Contacts: For Release: May 24, 2019
Adam Schwartz, Ames Laboratory Director, 515-294-2770
Kerry Gibson, Ames Laboratory Communications, 515-294-1405
Alan Goldman, a U.S. Department of Energy Ames Laboratory scientist and Distinguished Professor of Physics and Astronomy at Iowa State University, has been awarded the Jean Marie Dubois Award for Excellence in Quasicrystal Research. This award is given by the International Conference on Quasicrystals (ICQ), and will be presented to Goldman at the 14th International Conference on Quasicrystals in Kranjska Gora, Slovenia, next week.
The Jean Marie Dubois Award was established to recognize important, sustained research on any aspect of quasicrystals.

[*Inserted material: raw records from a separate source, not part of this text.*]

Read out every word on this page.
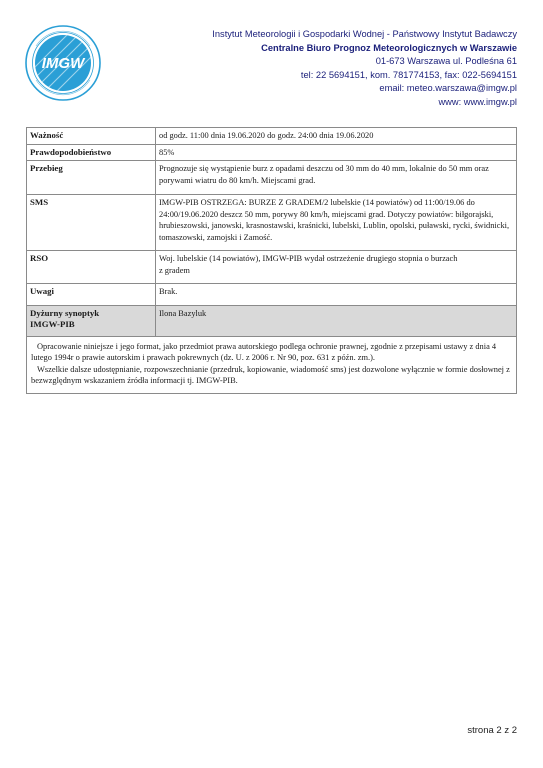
IMGW
Instytut Meteorologii i Gospodarki Wodnej - Państwowy Instytut Badawczy
Centralne Biuro Prognoz Meteorologicznych w Warszawie
01-673 Warszawa ul. Podleśna 61
tel: 22 5694151, kom. 781774153, fax: 022-5694151
email: meteo.warszawa@imgw.pl
www: www.imgw.pl
Ważność	od godz. 11:00 dnia 19.06.2020 do godz. 24:00 dnia 19.06.2020
Prawdopodobieństwo	85%
Przebieg	Prognozuje się wystąpienie burz z opadami deszczu od 30 mm do 40 mm, lokalnie do 50 mm oraz porywami wiatru do 80 km/h. Miejscami grad.
SMS	IMGW-PIB OSTRZEGA: BURZE Z GRADEM/2 lubelskie (14 powiatów) od 11:00/19.06 do 24:00/19.06.2020 deszcz 50 mm, porywy 80 km/h, miejscami grad. Dotyczy powiatów: biłgorajski, hrubieszowski, janowski, krasnostawski, kraśnicki, lubelski, Lublin, opolski, puławski, rycki, świdnicki, tomaszowski, zamojski i Zamość.
RSO	Woj. lubelskie (14 powiatów), IMGW-PIB wydał ostrzeżenie drugiego stopnia o burzach
z gradem

Uwagi	Brak.

Dyżurny synoptyk
IMGW-PIB	Ilona Bazyluk

Opracowanie niniejsze i jego format, jako przedmiot prawa autorskiego podlega ochronie prawnej, zgodnie z przepisami ustawy z dnia 4 lutego 1994r o prawie autorskim i prawach pokrewnych (dz. U. z 2006 r. Nr 90, poz. 631 z późn. zm.).

Wszelkie dalsze udostępnianie, rozpowszechnianie (przedruk, kopiowanie, wiadomość sms) jest dozwolone wyłącznie w formie dosłownej z bezwzględnym wskazaniem źródła informacji tj. IMGW-PIB.	

strona 2 z 2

Goldman was named a recipient for “elucidating the relationship between quasiperiodicity and magnetism, particularly through the groundbreaking discovery of a series of binary Cd-Rare Earth icosahedral quasicrystals, measurement of their magnetic properties, and comparison with the parent 1/1 periodic approximant,” according to the ICQ14 International Advisory Board, which selects the winner. Goldman is the first recipient from the United States.
Goldman earned his M.S. degree (1980) and Ph.D. (1984) at the State University of New York at Stony Brook. After serving as a staff scientist in the neutron scattering group at Brookhaven National Laboratory, he joined the faculty in the department of Physics and Astronomy at Iowa State University, with an appointment as a scientist at Ames Laboratory in 1988. Goldman has been actively engaged in quasicrystal research since 1986, dealing with topics including the structure, stability, dynamics and magnetic properties of icosahedral phases. Other relevant research topics include the magnetic structure of intermetallic phases, the relationship between magnetism, structure and superconductivity in high-temperature superconductors and heavy fermion systems.

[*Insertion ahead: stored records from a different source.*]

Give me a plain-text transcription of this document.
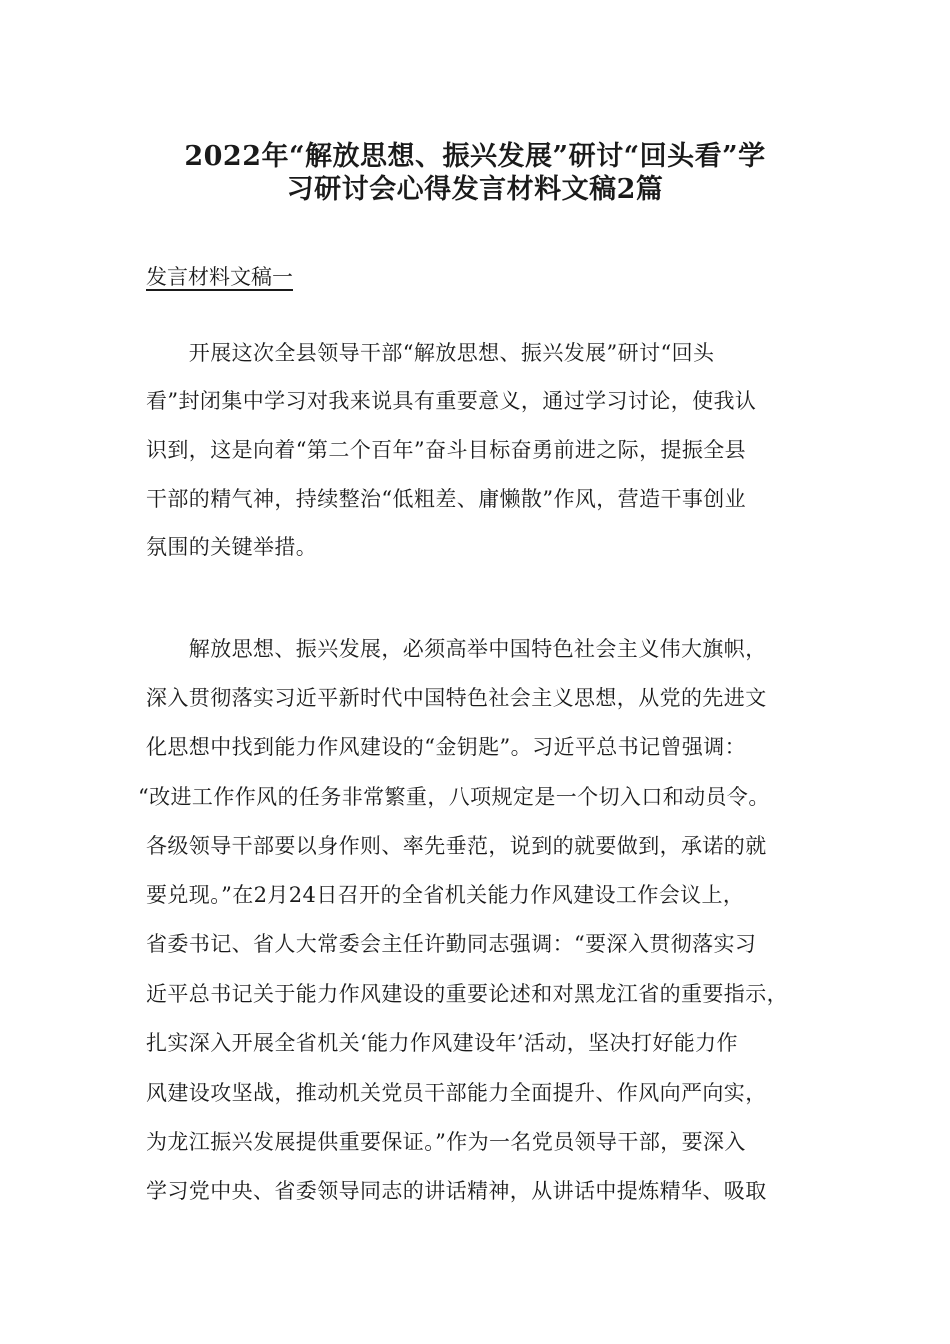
2022年“解放思想、振兴发展”研讨“回头看”学
习研讨会心得发言材料文稿2篇
发言材料文稿一
　　开展这次全县领导干部“解放思想、振兴发展”研讨“回头
看”封闭集中学习对我来说具有重要意义，通过学习讨论，使我认
识到，这是向着“第二个百年”奋斗目标奋勇前进之际，提振全县
干部的精气神，持续整治“低粗差、庸懒散”作风，营造干事创业
氛围的关键举措。
　　解放思想、振兴发展，必须高举中国特色社会主义伟大旗帜，
深入贯彻落实习近平新时代中国特色社会主义思想，从党的先进文
化思想中找到能力作风建设的“金钥匙”。习近平总书记曾强调：
“改进工作作风的任务非常繁重，八项规定是一个切入口和动员令。
各级领导干部要以身作则、率先垂范，说到的就要做到，承诺的就
要兑现。”在2月24日召开的全省机关能力作风建设工作会议上，
省委书记、省人大常委会主任许勤同志强调：“要深入贯彻落实习
近平总书记关于能力作风建设的重要论述和对黑龙江省的重要指示，
扎实深入开展全省机关‘能力作风建设年’活动，坚决打好能力作
风建设攻坚战，推动机关党员干部能力全面提升、作风向严向实，
为龙江振兴发展提供重要保证。”作为一名党员领导干部，要深入
学习党中央、省委领导同志的讲话精神，从讲话中提炼精华、吸取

“Ames Laboratory and Iowa State University’s contributions to condensed matter physics and quasicrystal research is globally recognized. Alan Goldman’s research has been vital to that accomplishment, and this award is well-deserved,” said Ames Laboratory Director Adam Schwartz.
“I’m honored to receive this award,” said Goldman. “I would like to acknowledge that this work was the result of strong collaborations with many faculty, staff and students at Ames Laboratory, including Sergey Bud'ko, Tai Kong, Andreas Kreyssig, Pinaki Das, Rob McQueeney, Rebecca Flint, Greg Tucker, Min Gyu Kim and, most especially, Paul Canfield.”